My neighbor from TX HATED crawfish for years, until he actually tried some that were properly boiled with me. Now he's at every crawfish boil and eats more than most people.
this is a good explanation though.
This post was edited on 5/4/23 at 10:56 am
Posted on 5/4/23 at 6:11 pm to SUB
quote:Creole jambalaya with tomatoes is superior to the dried out cajun stuff.
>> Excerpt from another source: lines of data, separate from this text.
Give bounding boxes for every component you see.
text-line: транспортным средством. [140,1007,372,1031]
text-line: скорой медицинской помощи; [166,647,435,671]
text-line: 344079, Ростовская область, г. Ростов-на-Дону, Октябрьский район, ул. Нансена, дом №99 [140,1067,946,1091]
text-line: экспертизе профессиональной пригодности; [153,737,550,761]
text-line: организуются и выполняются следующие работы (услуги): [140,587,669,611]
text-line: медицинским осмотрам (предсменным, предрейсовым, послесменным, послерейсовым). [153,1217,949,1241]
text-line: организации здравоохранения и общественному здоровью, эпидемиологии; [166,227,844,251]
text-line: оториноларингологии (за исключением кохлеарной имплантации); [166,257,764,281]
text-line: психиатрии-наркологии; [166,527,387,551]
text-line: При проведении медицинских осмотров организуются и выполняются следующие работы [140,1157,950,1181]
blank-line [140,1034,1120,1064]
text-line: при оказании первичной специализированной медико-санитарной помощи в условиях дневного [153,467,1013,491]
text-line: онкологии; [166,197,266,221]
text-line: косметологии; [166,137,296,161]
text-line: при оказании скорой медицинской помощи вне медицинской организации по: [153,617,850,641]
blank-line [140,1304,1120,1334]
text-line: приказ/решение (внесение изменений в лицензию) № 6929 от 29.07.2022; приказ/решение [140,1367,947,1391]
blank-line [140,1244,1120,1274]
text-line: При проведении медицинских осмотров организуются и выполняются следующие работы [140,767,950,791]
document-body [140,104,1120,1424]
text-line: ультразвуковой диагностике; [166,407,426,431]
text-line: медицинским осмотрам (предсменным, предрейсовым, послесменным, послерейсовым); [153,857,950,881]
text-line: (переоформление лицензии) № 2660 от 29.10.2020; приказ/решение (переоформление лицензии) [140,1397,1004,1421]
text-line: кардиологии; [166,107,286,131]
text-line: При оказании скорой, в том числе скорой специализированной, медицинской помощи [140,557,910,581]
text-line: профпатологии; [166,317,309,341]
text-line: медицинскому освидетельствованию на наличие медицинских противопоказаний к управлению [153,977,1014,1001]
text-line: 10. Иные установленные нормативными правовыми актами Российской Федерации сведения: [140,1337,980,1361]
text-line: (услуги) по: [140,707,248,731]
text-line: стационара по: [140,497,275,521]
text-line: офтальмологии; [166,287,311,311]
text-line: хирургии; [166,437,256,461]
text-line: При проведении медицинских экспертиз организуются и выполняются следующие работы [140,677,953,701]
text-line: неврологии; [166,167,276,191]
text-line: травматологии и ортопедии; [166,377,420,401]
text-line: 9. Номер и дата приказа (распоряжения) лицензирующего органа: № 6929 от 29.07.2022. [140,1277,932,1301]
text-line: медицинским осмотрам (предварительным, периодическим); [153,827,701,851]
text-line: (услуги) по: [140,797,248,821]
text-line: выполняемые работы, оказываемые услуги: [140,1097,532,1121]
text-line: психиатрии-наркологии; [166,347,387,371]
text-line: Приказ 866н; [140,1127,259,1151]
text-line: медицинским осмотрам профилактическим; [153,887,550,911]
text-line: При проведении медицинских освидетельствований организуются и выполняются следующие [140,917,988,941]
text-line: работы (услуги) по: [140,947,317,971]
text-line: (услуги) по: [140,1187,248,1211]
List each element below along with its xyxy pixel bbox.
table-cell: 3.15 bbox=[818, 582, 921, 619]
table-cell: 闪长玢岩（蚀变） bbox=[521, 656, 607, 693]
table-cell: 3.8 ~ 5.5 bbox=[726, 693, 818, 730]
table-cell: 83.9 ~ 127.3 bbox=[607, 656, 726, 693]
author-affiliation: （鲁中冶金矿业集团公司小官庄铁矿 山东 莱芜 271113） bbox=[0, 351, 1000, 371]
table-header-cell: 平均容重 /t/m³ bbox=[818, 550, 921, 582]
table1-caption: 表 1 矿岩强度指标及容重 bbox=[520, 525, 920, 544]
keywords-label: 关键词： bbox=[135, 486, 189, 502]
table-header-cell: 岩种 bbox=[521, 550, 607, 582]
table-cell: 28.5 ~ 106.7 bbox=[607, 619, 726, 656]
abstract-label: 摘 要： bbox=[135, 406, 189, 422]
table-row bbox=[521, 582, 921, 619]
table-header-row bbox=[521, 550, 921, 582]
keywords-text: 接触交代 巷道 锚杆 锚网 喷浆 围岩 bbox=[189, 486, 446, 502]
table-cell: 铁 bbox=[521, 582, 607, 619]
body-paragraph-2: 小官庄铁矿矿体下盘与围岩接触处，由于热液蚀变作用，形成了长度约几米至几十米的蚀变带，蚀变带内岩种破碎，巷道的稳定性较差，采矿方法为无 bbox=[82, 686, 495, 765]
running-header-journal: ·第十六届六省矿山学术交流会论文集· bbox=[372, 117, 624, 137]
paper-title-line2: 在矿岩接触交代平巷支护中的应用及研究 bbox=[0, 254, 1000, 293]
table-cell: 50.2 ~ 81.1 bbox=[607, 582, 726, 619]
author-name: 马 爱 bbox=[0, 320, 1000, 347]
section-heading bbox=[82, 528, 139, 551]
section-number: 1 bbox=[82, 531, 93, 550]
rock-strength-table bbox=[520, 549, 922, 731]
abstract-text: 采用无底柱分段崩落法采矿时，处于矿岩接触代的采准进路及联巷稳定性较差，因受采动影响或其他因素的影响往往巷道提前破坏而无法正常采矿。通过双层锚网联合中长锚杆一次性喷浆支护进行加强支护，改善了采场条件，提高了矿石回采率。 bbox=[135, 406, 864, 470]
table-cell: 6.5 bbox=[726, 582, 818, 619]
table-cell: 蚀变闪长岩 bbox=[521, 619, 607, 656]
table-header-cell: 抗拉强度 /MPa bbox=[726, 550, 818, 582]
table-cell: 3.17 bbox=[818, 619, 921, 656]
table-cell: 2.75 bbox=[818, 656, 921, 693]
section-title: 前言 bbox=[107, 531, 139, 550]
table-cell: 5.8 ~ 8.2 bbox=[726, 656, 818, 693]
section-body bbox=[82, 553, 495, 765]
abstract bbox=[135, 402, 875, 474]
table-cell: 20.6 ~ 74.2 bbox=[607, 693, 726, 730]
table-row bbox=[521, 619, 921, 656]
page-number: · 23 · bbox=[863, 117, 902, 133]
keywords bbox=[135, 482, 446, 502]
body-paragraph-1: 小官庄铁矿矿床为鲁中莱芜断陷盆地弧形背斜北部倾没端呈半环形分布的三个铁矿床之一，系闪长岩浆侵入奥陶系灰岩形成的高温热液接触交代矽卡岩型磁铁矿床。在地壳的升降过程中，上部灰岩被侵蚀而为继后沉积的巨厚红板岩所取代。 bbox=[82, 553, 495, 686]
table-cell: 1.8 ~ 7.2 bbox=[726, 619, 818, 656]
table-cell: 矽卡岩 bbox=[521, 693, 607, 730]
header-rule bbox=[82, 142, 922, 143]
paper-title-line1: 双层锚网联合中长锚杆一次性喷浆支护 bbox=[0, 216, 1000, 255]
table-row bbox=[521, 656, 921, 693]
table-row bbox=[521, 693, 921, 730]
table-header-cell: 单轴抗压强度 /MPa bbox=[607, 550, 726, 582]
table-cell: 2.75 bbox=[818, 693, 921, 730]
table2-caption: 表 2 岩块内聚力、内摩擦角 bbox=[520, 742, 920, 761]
It's because cajuns take a lot of pride in their cooking and when they see something like crawfish dusting, tomatoes in gumbo, jambalaya "sauce", etc. being presented as "cajun", it touches a nerve. Especially when non-cajuns try food prepared in the manners listed above and are disappointed
Posted on 5/4/23 at 9:12 pm to SUB
quote:
It's because cajuns take a lot of pride in their cooking and when they see something like crawfish dusting,
Hate to break it to you but there are Cajuns way more Cajun than you who do the 'soak in the cooler' method and that's common (lafayette area especially). And that has been one of the better tasting crawfish I have ever had. I was a doubter/hater before that but was pleasantly surprised.
My point is that Cajun cooking has regional differences and that's ok. There's no 'golden standard'.